There are similar tales from soldiers in and around the town of Kljuc, the base for troops advancing north to Sanski Most and east to Mrkonjic Grad. "They brought us from Sarajevo to work as police in Kljuc then they sent us to the front line to fight like ordinary soldiers," said one young man, limping from a wound he said was caused by fragments from a missile fired from a Serb aircraft.

After the stunning success of the September offensive by the Fifth Corps attacking out of Bihac - where they had been under severe siege for more than three years - in concert with Croatian troops, the momentum has died. A few days ago the Tigers, an elite unit of the Fifth Corps, had to make a stand to allow their comrades to escape during an attack that went horribly wrong. The line broke and the Serbs retook several kilometres of land north of Kljuc.

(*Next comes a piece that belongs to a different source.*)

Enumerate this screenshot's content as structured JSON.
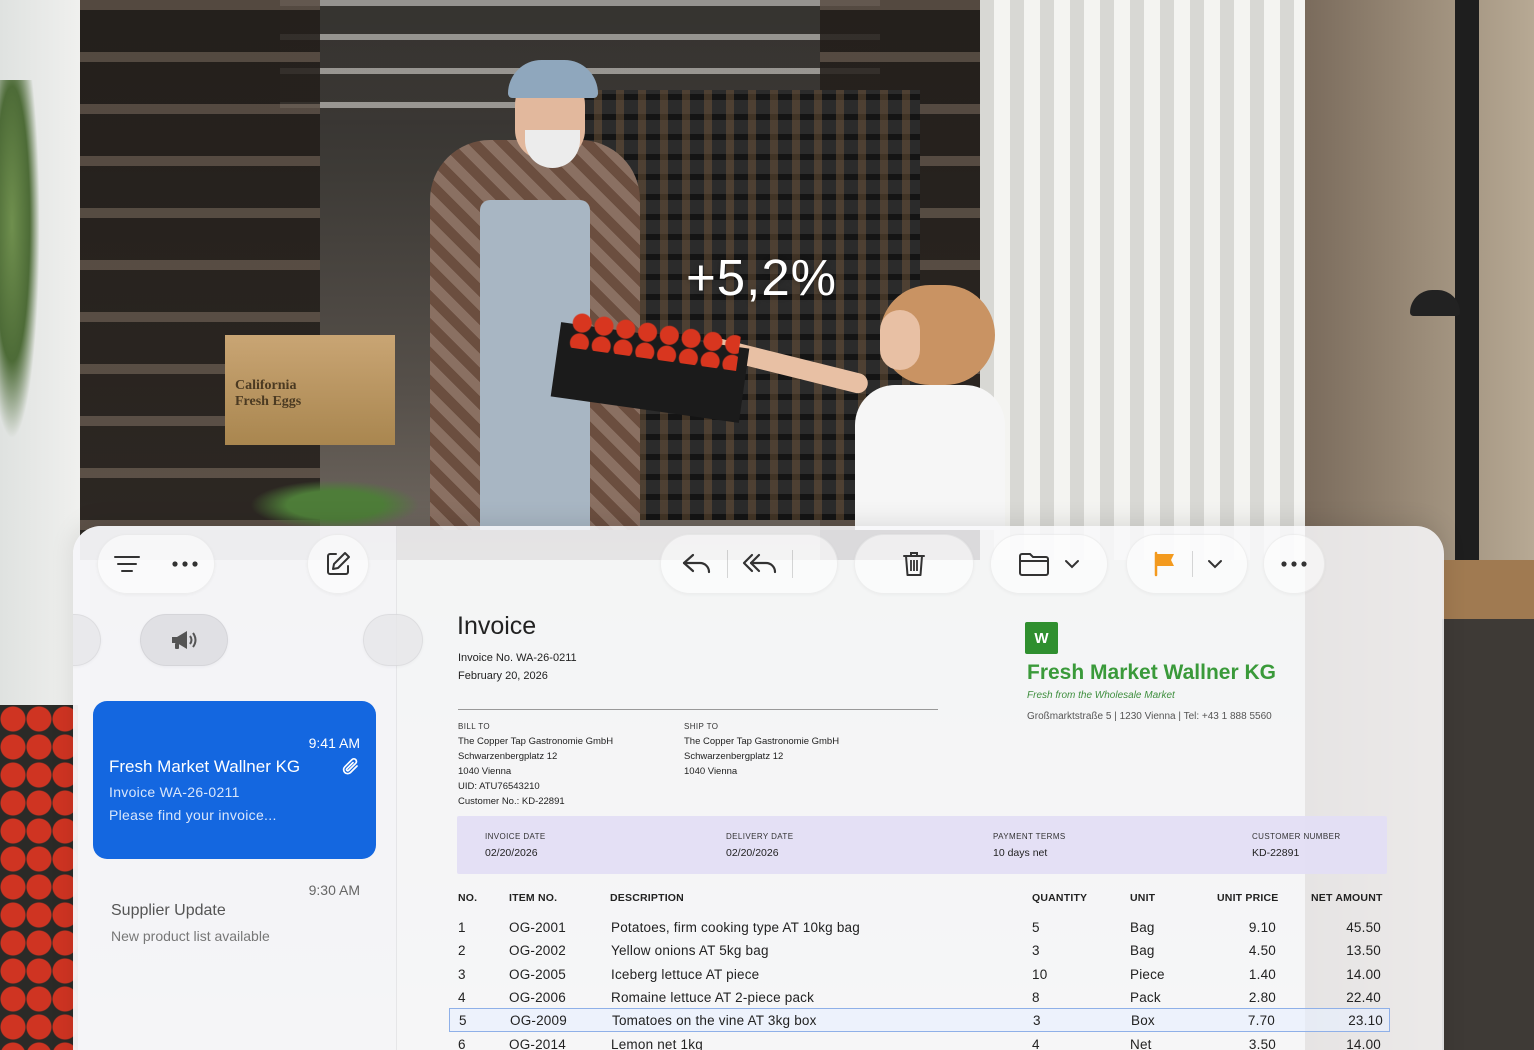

Bosnian officers say their casualties pale in comparison to those suffered by the Serbs, but the surgical and intensive care wards at Bihac hospital are filled with young men. Death notices are to be seen everywhere - in the past week two senior officers have been killed - and even the Fifth Corps commander, General Atif Dudakovic, has been wounded. But despite the problems with holding the line, few people fear that a resurgent Serb army will retake the newly captured territories. "The Fifth Corps is the heavenly force, and the Serbs have no chance of taking Bosanska Krupa now," said Vera Suljanovic, who recently moved back to the ruins of her car repair shop.

Refugees expelled by the Serbs and resettled in Kljuc 10 days ago - against their will - are terrified, however, by the prospect of an enemy attack, looking up nervously at the sound of planes overhead and the crump of explosions.

"We are afraid of the Serbs - perhaps they will occupy Kljuc again and kill us all if they find us here," one woman said. "The line is very near ... " said an old man, his voice trailing off.